Kylian Mbappé le répète dès qu’il le peut : il veut participer aux Jeux olympiques de Paris, qui pourtant se dérouleront quelques jours après la finale d’un Euro pour lequel les Bleus ont toutes les chances de se qualifier (et de disputer avec l’envie d’aller loin). L’homme est trop pragmatique pour ne pas avoir en tête les nombreux obstacles. Il est également déterminé, une qualité difficilement discutable. « J’espère y être. Tout le monde sait que j’ai toujours rêvé de jouer les Jeux olympiques, a-t-il réaffirmé en conférence de presse ce mois-ci. Après, ça ne dépend pas de moi, il y a pas mal de paramètres qui rentrent en compte. Il y a un club aussi, il y a une équipe nationale, parce qu’il y a un Euro avant, donc il faut discuter, mais bien sûr que ce serait un rêve de jouer les JO, encore plus à Paris. » Depuis, Antoine Griezmann a entonné le même refrain : « Ce serait l’un de mes plus beaux rêves.

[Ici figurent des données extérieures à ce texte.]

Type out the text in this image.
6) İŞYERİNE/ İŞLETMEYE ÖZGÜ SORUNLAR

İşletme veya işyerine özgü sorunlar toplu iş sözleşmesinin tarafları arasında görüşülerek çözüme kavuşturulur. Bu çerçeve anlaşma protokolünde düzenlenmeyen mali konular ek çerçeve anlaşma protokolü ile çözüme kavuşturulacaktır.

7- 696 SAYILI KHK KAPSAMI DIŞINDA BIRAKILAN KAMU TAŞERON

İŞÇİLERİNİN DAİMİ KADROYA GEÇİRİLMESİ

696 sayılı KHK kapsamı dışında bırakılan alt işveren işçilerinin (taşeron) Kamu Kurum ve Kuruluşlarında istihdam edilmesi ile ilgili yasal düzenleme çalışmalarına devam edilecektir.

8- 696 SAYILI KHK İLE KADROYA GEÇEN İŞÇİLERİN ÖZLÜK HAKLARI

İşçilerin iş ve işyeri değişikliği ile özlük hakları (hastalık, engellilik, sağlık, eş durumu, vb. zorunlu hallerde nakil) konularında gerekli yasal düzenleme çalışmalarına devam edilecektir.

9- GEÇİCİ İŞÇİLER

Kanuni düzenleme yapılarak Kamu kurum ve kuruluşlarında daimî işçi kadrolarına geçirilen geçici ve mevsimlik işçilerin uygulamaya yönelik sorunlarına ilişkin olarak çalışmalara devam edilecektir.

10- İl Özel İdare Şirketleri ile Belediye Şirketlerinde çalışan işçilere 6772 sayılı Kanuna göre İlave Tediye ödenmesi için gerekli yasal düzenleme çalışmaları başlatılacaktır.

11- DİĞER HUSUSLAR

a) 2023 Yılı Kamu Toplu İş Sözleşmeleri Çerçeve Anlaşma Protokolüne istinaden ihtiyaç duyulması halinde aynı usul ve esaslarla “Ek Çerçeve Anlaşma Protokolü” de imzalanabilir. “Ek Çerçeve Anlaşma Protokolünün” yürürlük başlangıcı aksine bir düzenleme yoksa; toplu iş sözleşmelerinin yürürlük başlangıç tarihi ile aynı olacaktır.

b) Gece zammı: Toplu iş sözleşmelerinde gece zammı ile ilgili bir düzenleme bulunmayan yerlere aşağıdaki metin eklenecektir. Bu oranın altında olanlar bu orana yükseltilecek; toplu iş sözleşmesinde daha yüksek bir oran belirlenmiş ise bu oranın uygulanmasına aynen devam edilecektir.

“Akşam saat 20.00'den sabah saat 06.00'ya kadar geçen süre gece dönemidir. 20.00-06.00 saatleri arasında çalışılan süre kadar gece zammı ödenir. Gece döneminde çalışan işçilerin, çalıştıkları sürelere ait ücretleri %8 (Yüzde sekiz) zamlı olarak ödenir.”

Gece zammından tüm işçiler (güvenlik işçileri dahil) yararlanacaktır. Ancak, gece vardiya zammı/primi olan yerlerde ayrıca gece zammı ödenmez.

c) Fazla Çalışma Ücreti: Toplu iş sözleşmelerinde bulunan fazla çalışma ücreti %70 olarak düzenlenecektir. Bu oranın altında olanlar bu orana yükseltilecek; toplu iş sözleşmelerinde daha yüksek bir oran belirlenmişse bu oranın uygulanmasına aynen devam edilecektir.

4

Vous imaginez, porter le maillot de l’équipe de France, à Paris, aux Jeux olympiques, pour un rendez-vous planétaire… Cela file des frissons. » Le discours et ses fondamentaux sont bien maîtrisés. Patriotisme et universalisme, le tout dans la Ville Lumière, le pays de Pierre de Coubertin. Depuis, Hugo Lloris et Raphaël Varane se seraient mis dans la file d’attente selon L’Équipe.
Caprice de stars ?
Pour le reste, nous savons fort bien que la présence de l’enfant de Bondy dépendra du bon vouloir de son club du moment, tout comme pour les autres postulants, puisque la compétition se déroule en dehors des périodes fixées par la FIFA. En outre, Sylvain Ripoll ne pourra intégrer dans son groupe de 18 joueurs que 3 joueurs hors limite d’âge (donc nés avant le 1er janvier 2001). Toutefois, la véritable question reste de savoir les raisons et motivations de cette passion soudaine pour les anneaux olympiques. Naturellement, le facteur « à domicile » s’avère déterminant, surtout pour un Francilien comme Mbappé, qui a grandi non loin du Stade de France. Tout le monde se souvient de la consolation en or offert au peuple brésilien par Neymar à Rio en 2016, deux ans après l’humiliation du Mondial. Pas besoin non plus de rappeler que personne ne s’était vraiment battu auprès de son employeur pour se rendre a Tokyo défendre nos couleurs. En outre, malgré un niveau de jeu et un prestige moindre que les compétitions de la FIFA ou de l’UEFA (du moins pour les hommes, la situation étant sensiblement différente pour les femmes), une médaille olympique demeure une ligne sympathique à ajouter sur son CV et sa fiche Wikipedia. D’autant plus que la dernière breloque en date pour la France remonte à 1984 à Los Angeles, quand le boycott de l’URSS et ses satellites avaient ouvert une voie royale aux Tricolores. Cette volonté patriotique de briller à Paris, sous les ors des belles valeurs prônées par le fort peu progressiste baron de Coubertin, est louable et bien calculée.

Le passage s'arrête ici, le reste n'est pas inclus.